Additionally, Perficient expanded its existing credit facility. The facility now provides for borrowings of up to $125 million, an increase of $35 million over the previous availability.
“The expansion of our credit facility ensures we’ll continue to have the financial flexibility necessary to invest in our business, execute against our ongoing stock repurchase program, and continue our growth strategy,” said Paul Martin, Perficient‘s chief financial officer.
Perficient is a leading information technology and management consulting firm serving Global 2000® and enterprise customers throughout North America. Perficient’s professionals serve clients from a network of offices across North America and two offshore locations in India and China. Perficient helps clients use Internet-based technologies to improve productivity and competitiveness; strengthen relationships with customers, suppliers and partners; and reduce information technology costs. Perficient, traded on the Nasdaq Global Select Market, is a member of the Russell 2000®index and the S&P SmallCap 600 index. Perficient is an award-winning “Premier Level” IBM business partner; a Microsoft National Service Provider and Gold Certified Partner; an Oracle Platinum Partner; a Platinum Salesforce.com Cloud Alliance Partner; a TeamTIBCO partner; and an EMC Select Services Team Partner. For more information, visit www.perficient.com.
Safe Harbor Statement
Some of the statements contained in this news release that are not purely historical statements discuss future expectations or state other forward-looking information related to financial results and business outlook for 2015. Those statements are subject to known and unknown risks, uncertainties, and other factors that could cause the actual results to differ materially from those contemplated by the statements. The “forward-looking” information is based on management’s current intent, belief, expectations, estimates, and projections regarding our company and our industry. You should be aware that those statements only reflect our predictions. Actual events or results may differ substantially. Important factors that could cause our actual results to be materially different from the forward-looking statements include (but are not limited to) those disclosed under the heading “Risk Factors” in our annual report on Form 10-K for the year ended December 31, 2013 and in our quarterly report on Form 10-Q for the quarter ended June 30, 2014 and the following:
(1) the occurrence of any event, change or other circumstance that could give rise to termination of the purchase agreement or a failure to complete the proposed acquisition due to the inability of a party to satisfy the conditions to closing the acquisition;
(2) the possibility that we will not be able to realize the benefits of the acquisition;
(3) the possibility that our actual results do not meet the projections and guidance contained in this news release;
(4) the impact of the general economy and economic uncertainty on our business;
(5) risks associated with the operation of our business generally, including:
(6) legal liabilities, including intellectual property protection and infringement or personally identifiable information;
(7) risks associated with managing growth organically and through acquisitions; and
(8) the risks detailed from time to time within our filings with the Securities and Exchange Commission.

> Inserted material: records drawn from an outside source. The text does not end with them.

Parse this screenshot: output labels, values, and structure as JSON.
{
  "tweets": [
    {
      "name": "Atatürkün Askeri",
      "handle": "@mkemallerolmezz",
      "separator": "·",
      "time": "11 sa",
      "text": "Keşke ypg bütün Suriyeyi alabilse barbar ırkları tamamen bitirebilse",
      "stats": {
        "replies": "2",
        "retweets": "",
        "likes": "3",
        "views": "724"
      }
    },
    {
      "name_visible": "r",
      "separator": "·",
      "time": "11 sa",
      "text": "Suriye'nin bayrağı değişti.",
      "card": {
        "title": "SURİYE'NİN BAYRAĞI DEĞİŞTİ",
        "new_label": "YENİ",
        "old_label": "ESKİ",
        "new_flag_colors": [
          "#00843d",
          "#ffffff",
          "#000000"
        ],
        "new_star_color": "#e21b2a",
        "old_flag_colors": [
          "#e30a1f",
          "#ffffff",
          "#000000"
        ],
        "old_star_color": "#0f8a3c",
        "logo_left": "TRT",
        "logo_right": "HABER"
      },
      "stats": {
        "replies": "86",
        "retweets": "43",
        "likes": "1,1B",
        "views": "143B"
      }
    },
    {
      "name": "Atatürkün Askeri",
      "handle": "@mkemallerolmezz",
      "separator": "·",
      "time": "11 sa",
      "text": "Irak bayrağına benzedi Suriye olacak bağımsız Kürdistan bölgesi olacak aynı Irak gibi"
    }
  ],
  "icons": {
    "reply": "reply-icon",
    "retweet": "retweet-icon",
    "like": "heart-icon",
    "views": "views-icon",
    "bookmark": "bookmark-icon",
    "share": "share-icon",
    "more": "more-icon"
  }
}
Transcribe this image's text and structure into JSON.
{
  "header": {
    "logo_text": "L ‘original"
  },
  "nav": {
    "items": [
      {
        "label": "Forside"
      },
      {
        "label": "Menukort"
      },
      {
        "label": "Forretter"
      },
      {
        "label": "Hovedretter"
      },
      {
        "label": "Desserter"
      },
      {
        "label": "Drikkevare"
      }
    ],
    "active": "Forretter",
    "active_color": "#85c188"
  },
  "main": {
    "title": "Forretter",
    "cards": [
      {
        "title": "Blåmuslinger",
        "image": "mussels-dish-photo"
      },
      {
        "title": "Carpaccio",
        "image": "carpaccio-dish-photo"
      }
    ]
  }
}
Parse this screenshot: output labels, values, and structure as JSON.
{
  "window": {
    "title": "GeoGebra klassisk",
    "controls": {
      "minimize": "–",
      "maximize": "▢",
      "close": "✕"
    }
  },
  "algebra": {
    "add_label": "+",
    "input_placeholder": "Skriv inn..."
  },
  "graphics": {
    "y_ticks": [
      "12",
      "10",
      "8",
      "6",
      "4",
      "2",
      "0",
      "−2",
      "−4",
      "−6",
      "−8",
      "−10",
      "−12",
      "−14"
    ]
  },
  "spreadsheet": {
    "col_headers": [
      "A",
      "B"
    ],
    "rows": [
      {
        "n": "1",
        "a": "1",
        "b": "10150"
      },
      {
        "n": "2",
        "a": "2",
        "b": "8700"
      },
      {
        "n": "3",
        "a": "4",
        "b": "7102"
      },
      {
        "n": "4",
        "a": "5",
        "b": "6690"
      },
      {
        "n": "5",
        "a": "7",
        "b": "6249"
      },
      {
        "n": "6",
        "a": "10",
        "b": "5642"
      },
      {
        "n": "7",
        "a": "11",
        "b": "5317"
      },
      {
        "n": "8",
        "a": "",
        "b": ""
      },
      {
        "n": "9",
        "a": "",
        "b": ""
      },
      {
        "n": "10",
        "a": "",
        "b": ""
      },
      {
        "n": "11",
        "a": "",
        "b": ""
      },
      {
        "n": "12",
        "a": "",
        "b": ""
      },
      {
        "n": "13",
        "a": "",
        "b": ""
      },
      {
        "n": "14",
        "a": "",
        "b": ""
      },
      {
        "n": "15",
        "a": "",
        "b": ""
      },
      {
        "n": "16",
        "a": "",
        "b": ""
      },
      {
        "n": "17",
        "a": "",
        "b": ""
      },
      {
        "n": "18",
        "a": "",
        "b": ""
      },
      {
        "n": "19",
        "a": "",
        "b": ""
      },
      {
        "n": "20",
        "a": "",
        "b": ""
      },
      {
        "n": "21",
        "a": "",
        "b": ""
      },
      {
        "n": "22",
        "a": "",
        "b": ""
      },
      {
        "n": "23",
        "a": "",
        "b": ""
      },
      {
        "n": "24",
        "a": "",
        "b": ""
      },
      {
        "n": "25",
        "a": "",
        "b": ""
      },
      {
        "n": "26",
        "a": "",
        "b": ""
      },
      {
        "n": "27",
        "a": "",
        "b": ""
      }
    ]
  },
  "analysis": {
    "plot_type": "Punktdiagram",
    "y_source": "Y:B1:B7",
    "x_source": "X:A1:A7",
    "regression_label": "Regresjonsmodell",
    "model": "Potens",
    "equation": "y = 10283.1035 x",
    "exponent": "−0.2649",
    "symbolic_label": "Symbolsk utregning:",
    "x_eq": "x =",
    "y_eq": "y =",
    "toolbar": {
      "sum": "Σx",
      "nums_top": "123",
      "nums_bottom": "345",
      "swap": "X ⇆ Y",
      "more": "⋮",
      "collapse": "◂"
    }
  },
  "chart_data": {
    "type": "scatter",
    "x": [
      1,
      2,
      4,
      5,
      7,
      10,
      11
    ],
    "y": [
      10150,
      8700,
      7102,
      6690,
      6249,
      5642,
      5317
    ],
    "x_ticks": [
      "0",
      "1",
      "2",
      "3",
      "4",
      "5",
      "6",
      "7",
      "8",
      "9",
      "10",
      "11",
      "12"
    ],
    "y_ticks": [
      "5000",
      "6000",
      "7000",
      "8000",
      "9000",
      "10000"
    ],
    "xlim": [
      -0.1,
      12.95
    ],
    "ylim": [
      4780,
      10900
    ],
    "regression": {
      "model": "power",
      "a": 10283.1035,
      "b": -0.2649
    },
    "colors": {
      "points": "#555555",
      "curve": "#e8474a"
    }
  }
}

Although we believe that the expectations reflected in the forward-looking statements are reasonable, we cannot guarantee future results, levels of activity, performance, or achievements. This cautionary statement is provided pursuant to Section 27A of the Securities Act of 1933, as amended, and Section 21E of the Securities Exchange Act of 1934, as amended. The forward-looking statements in this release are made only as of the date hereof and we undertake no obligation to update publicly any forward-looking statement for any reason, even if new information becomes available or other events occur in the future.